A proposta franciscana para hoje é uma revolução da ternura e da simplicidade. É a coragem de construir, aqui e agora, nos interstícios de um sistema muitas vezes desumano, pequenos oásis de fraternidade universal, que sirvam de semente para um mundo mais justo, pacífico e irmão.
Frei Laércio Jorge, OFM[1]
A figura de São Francisco de Assis, quando analisada para além da hagiografia, apresenta-se como um fenômeno social de profunda relevância. Sua trajetória pode ser lida como um contundente comentário sociológico sobre a relação entre o indivíduo, as estruturas de poder e a construção de uma comunidade alternativa.
1. A não-indiferença como postura fundamental
Francisco não foi “indiferente ao seu contexto histórico”. Esta é a premissa inicial de qualquer ação social transformadora. No auge do mercantilismo medieval e das cruzadas, ele era filho da nova classe burguesa emergente – os mercadores –, classe que acumulava riqueza e acentuava as desigualdades sociais. A não-indiferença de Francisco não era uma mera piedade, mas uma consciência aguda da disfunção social. Ele percebeu que a lógica econômica de seu pai, Pietro Bernardone, baseada na acumulação e no status, gerava exclusão e pobreza. Francisco recusou a “anomia[2]” – o estado de desregramento e indiferença – que uma sociedade em rápida transformação pode produzir. Sua opção pelos leprosos, os párias de seu tempo, foi um ato político de ressignificação: ele foi ao encontro daquilo que o sistema rejeitava, humanizando o desumano.
2. O rompimento com o Sistema
O “rompimento com o sistema” não foi um ato de furor juvenil, mas uma sequência de atos públicos e calculados de desobediência simbólica contra os três pilares do poder medieval:
– Sistema Político local (Prefeito e Bispo): Ao despir-se em praça pública, Francisco não apenas renunciava à herança paterna, mas deslegitimava toda a estrutura social que tinha a propriedade e a honra familiar como fundamento. Ele devolvia ao sistema a sua moeda de troca – as roupas, símbolo do status – e se colocava nu, como um novo Adão, fora daquela lógica. Era uma greve contra o ethos capitalista nascente.
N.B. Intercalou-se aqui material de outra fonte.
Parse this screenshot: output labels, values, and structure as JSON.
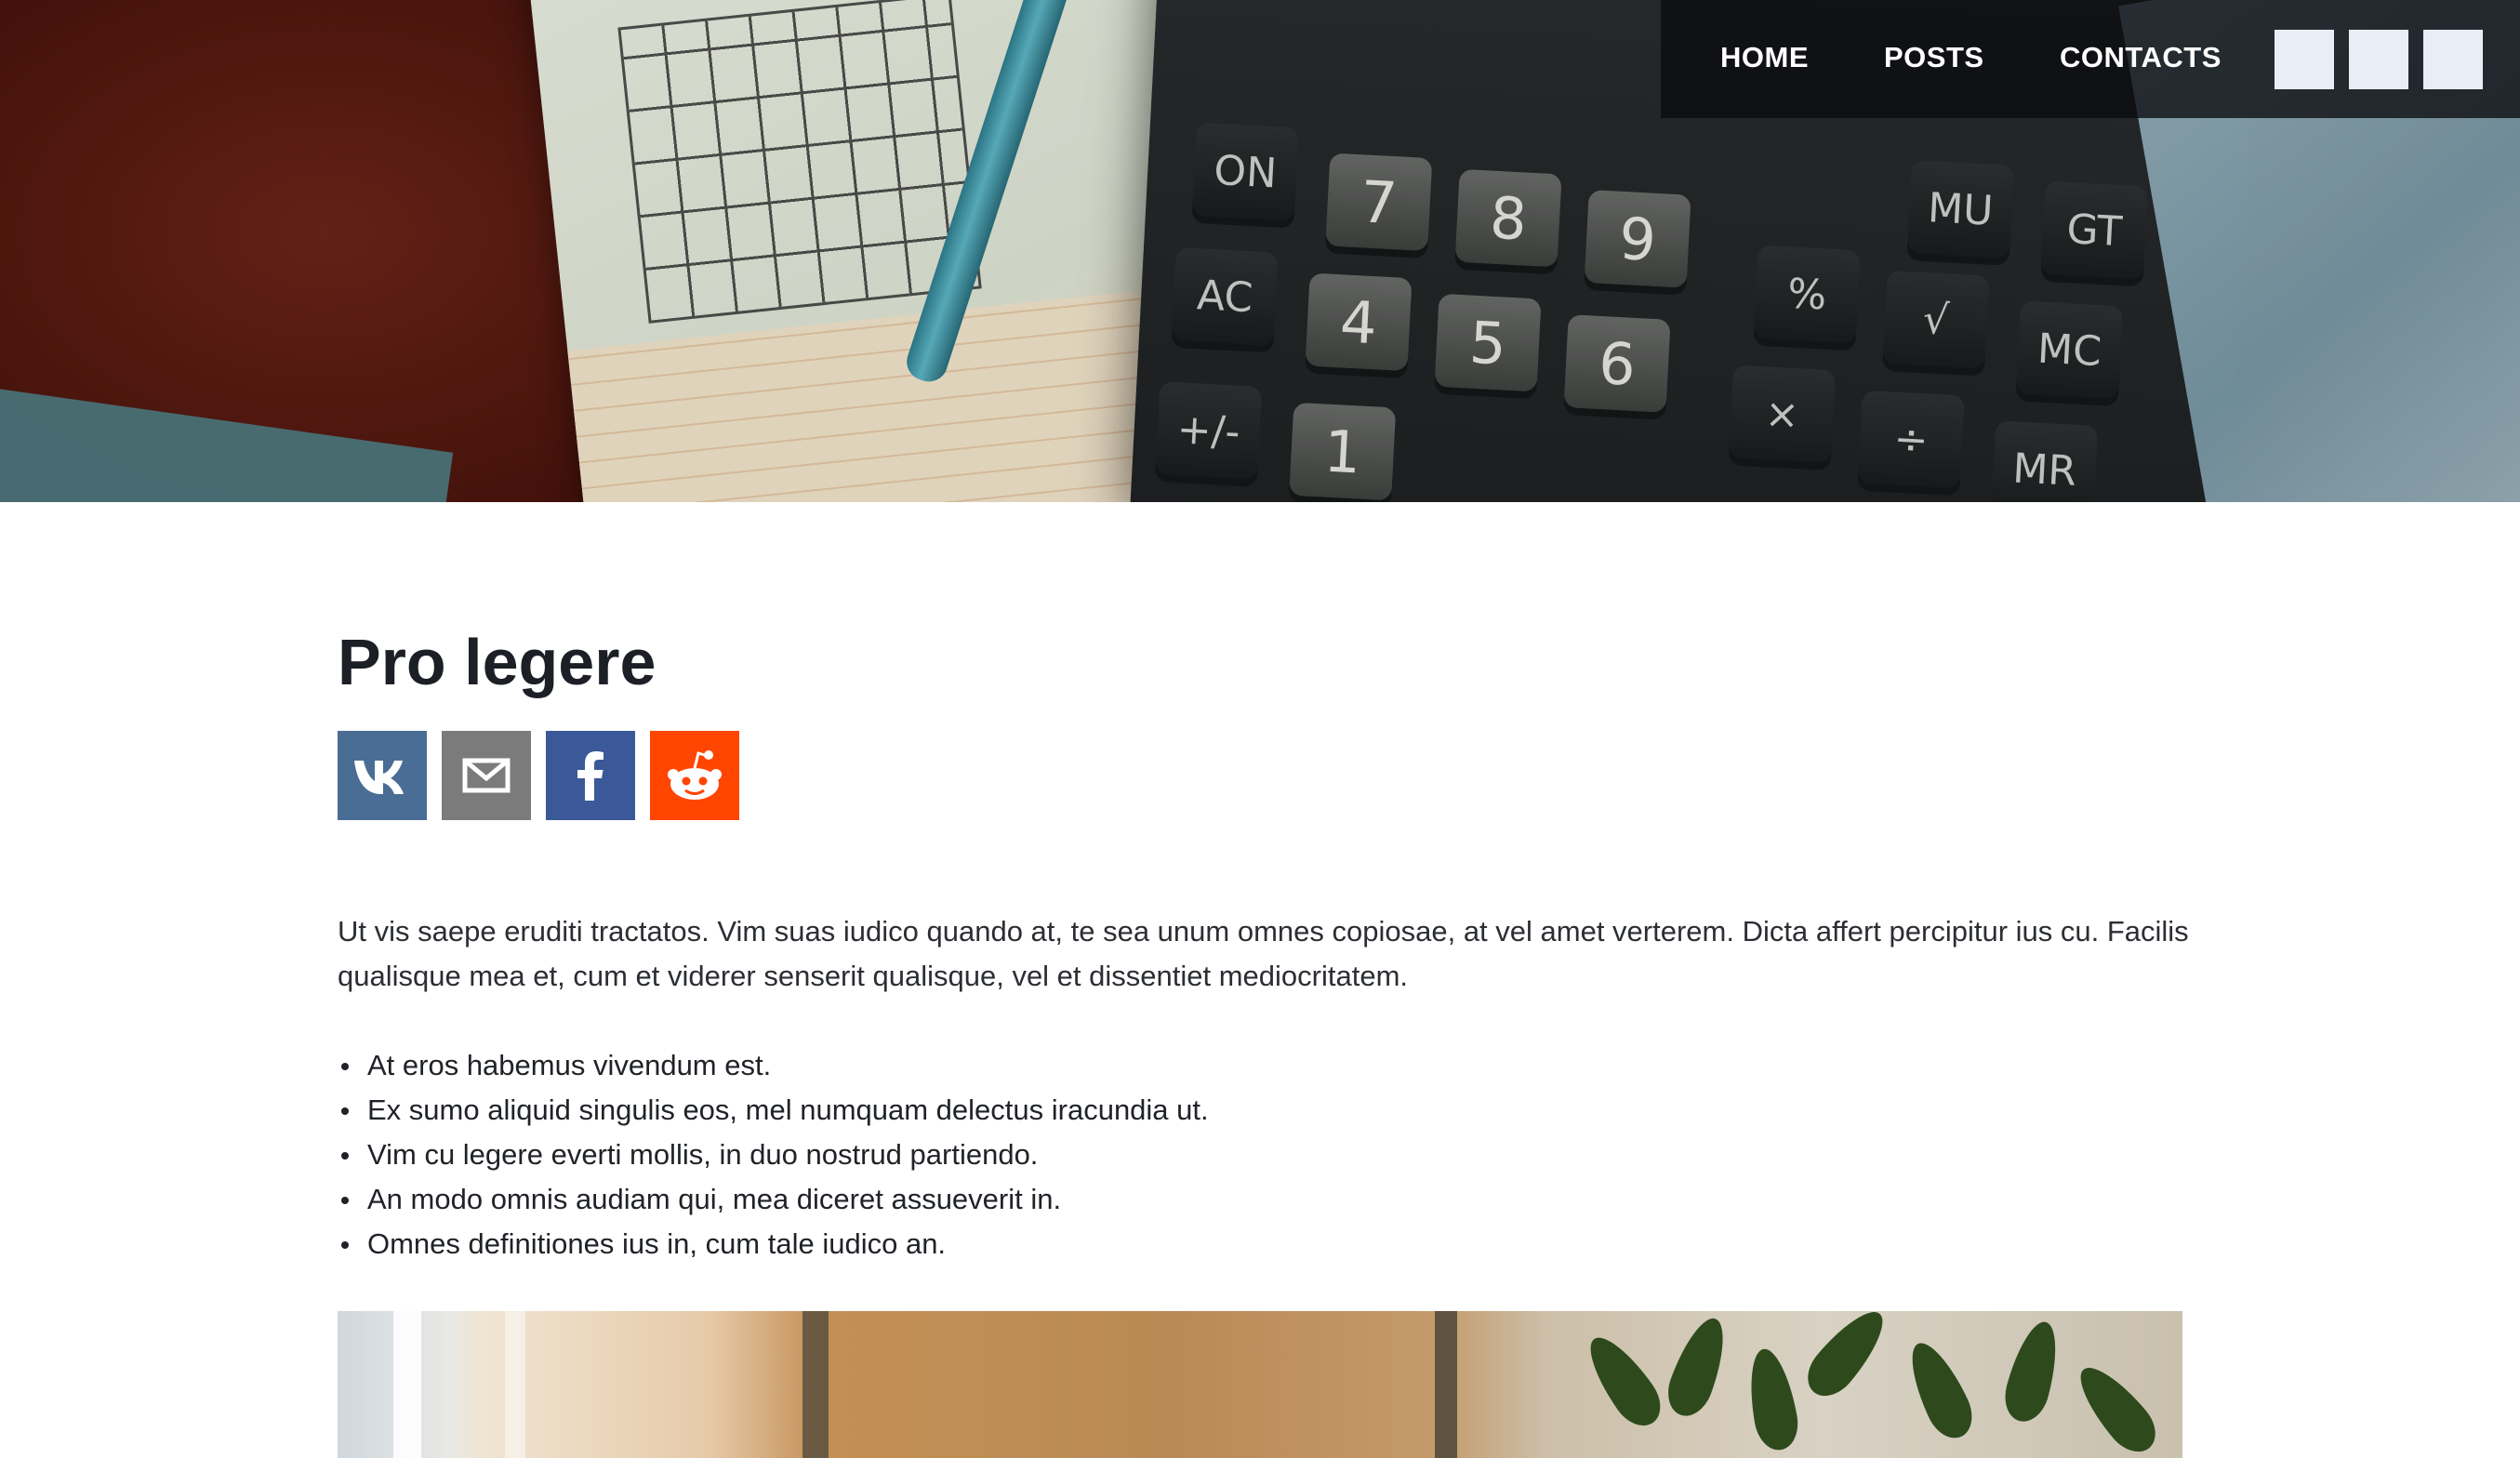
{
  "nav": {
    "links": [
      "HOME",
      "POSTS",
      "CONTACTS"
    ],
    "squares": [
      "nav-square-1",
      "nav-square-2",
      "nav-square-3"
    ]
  },
  "hero": {
    "calculator_keys": [
      "ON",
      "7",
      "8",
      "9",
      "MU",
      "GT",
      "AC",
      "4",
      "5",
      "6",
      "%",
      "√",
      "MC",
      "+/-",
      "1",
      "×",
      "÷",
      "MR"
    ]
  },
  "post": {
    "title": "Pro legere",
    "share_icons": [
      "vk-icon",
      "mail-icon",
      "facebook-icon",
      "reddit-icon"
    ],
    "paragraph": "Ut vis saepe eruditi tractatos. Vim suas iudico quando at, te sea unum omnes copiosae, at vel amet verterem. Dicta affert percipitur ius cu. Facilis qualisque mea et, cum et viderer senserit qualisque, vel et dissentiet mediocritatem.",
    "bullets": [
      "At eros habemus vivendum est.",
      "Ex sumo aliquid singulis eos, mel numquam delectus iracundia ut.",
      "Vim cu legere everti mollis, in duo nostrud partiendo.",
      "An modo omnis audiam qui, mea diceret assueverit in.",
      "Omnes definitiones ius in, cum tale iudico an."
    ]
  },
  "colors": {
    "vk": "#4a6d95",
    "mail": "#7b7b7b",
    "facebook": "#3b5998",
    "reddit": "#ff4500",
    "nav_bg": "#0a0c0e",
    "nav_square": "#e8eef5"
  }
}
– Sistema Político internacional (Sultão): No auge do conflito de civilizações que eram as Cruzadas, Francisco não foi como guerreiro, mas como irmão. Seu encontro com o Sultão Al-Kamil foi um ato de diálogo contra-hegemônico. Ele desafiou a lógica do “choque de civilizações” propondo um encontro pacífico, baseado não na disputa dogmática, mas no testemunho humilde. Foi uma crítica à instrumentalização da religião para fins geopolíticos e expansionistas.
– Sistema Religioso (Papa): Ao buscar a aprovação da sua nova forma de vida religiosa, Francisco desafiou a Igreja institucionalizada, rica e poderosa, com um projeto de pobreza evangélica radical. A aprovação da Regra não foi uma simples benção, mas o reconhecimento, por parte do sistema, de uma crítica interna que ele não podia ignorar. Francisco, assim, propunha uma reforma a partir das margens, mostrando que a autenticidade religiosa muitas vezes habita fora dos centros de poder.
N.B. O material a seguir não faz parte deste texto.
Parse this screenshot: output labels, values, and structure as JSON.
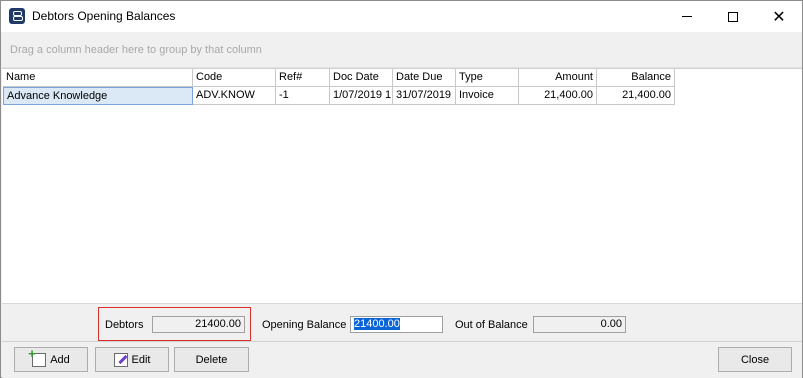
{
  "window": {
    "title": "Debtors Opening Balances",
    "minimize_icon": "minimize-icon",
    "maximize_icon": "maximize-icon",
    "close_glyph": "✕"
  },
  "group_panel": {
    "hint": "Drag a column header here to group by that column"
  },
  "grid": {
    "columns": [
      "Name",
      "Code",
      "Ref#",
      "Doc Date",
      "Date Due",
      "Type",
      "Amount",
      "Balance"
    ],
    "rows": [
      [
        "Advance Knowledge",
        "ADV.KNOW",
        "-1",
        "1/07/2019 1",
        "31/07/2019",
        "Invoice",
        "21,400.00",
        "21,400.00"
      ]
    ]
  },
  "totals": {
    "debtors_label": "Debtors",
    "debtors_value": "21400.00",
    "opening_label": "Opening Balance",
    "opening_value": "21400.00",
    "out_label": "Out of Balance",
    "out_value": "0.00",
    "highlight_color": "#d9302b"
  },
  "buttons": {
    "add": "Add",
    "edit": "Edit",
    "delete": "Delete",
    "close": "Close"
  }
}
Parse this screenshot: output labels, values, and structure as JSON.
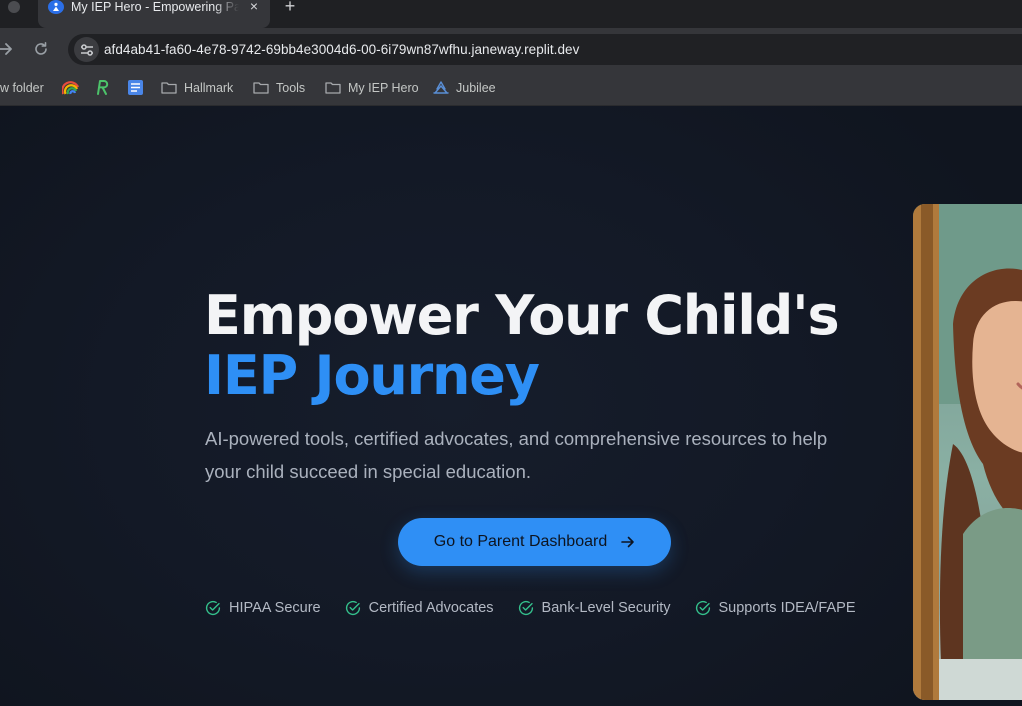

3. A “Vida Irmanda” como projeto social alternativo
A “consciência de uma vida irmã” é talvez a sua contribuição mais revolucionária. A máxima “valemos o que somos diante de Deus, nem mais, nem menos” é um princípio de igualdade radical. Ela desmonta todas as hierarquias sociais: nobreza, clero, burguesia, servos. Na fraternidade franciscana, o valor do indivíduo não deriva do seu nascimento, riqueza ou saber, mas de sua pura existência como criatura. Isso se estende à criação com o “Cântico do Irmão Sol”, onde Francisco propõe uma ecologia integral avant la lettre[3], uma relação fraterna com a natureza, não de dominação, mas de comunhão. Ele funda, assim, uma comunidade de sentido alternativa, baseada na reciprocidade, na simplicidade e no cuidado.
Respostas para o Nosso Tempo: O Desafio Franciscano Hoje
Qual desafio São Francisco coloca para seus seguidores hoje?
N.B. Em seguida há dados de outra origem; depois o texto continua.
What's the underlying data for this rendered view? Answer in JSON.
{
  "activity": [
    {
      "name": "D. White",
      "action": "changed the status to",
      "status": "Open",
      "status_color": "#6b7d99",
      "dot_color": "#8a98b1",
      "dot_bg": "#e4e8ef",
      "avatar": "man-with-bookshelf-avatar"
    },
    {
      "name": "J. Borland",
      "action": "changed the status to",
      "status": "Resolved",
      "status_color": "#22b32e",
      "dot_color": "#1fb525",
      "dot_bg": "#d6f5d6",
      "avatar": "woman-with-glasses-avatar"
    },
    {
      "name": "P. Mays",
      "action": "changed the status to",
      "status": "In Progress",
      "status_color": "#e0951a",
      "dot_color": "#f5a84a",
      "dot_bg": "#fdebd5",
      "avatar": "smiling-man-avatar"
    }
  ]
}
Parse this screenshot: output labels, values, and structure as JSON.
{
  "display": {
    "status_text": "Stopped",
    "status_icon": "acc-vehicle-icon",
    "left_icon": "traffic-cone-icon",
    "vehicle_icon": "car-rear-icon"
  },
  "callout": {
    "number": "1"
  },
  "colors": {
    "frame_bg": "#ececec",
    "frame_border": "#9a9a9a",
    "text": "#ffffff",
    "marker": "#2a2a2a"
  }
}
O desafio é o mesmo de sempre, mas com novas roupagens: romper com a indiferença e com os sistemas que produzem desigualdade e descarte. Hoje, o “sistema” não é apenas o medieval, mas o capitalismo globalizado e financeirizado, a cultura do consumo e do descarte (de coisas e de pessoas), e o antropoceno – a era em que a ação humana degrada o planeta. O desafio é:
– Ser “não-indiferente” ao migrante, ao pobre, ao diferente, ao ecossistema em colapso.
– “Romper” simbolicamente, desvestindo-se não de roupas, mas do consumismo, do individualismo, do preconceito e da lógica da competição.
– Viver a “fraternidade” como um projeto político, econômico e ecológico, criando espaços de convivência onde todos são irmãos e irmãs, “nem mais, nem menos”.
E qual resposta ao mundo podemos dar intuídos pelo testemunho de Francisco?
A resposta é o testemunho de uma vida alternativa. Não basta falar; é preciso ser um sinal de contradição. Isso se traduz em:
1- Uma Ecologia Integral prática: Adotar estilos de vida sóbrios, sustentáveis, que respeitem todas as criaturas, combatendo a cultura do desperdício [agroecologia].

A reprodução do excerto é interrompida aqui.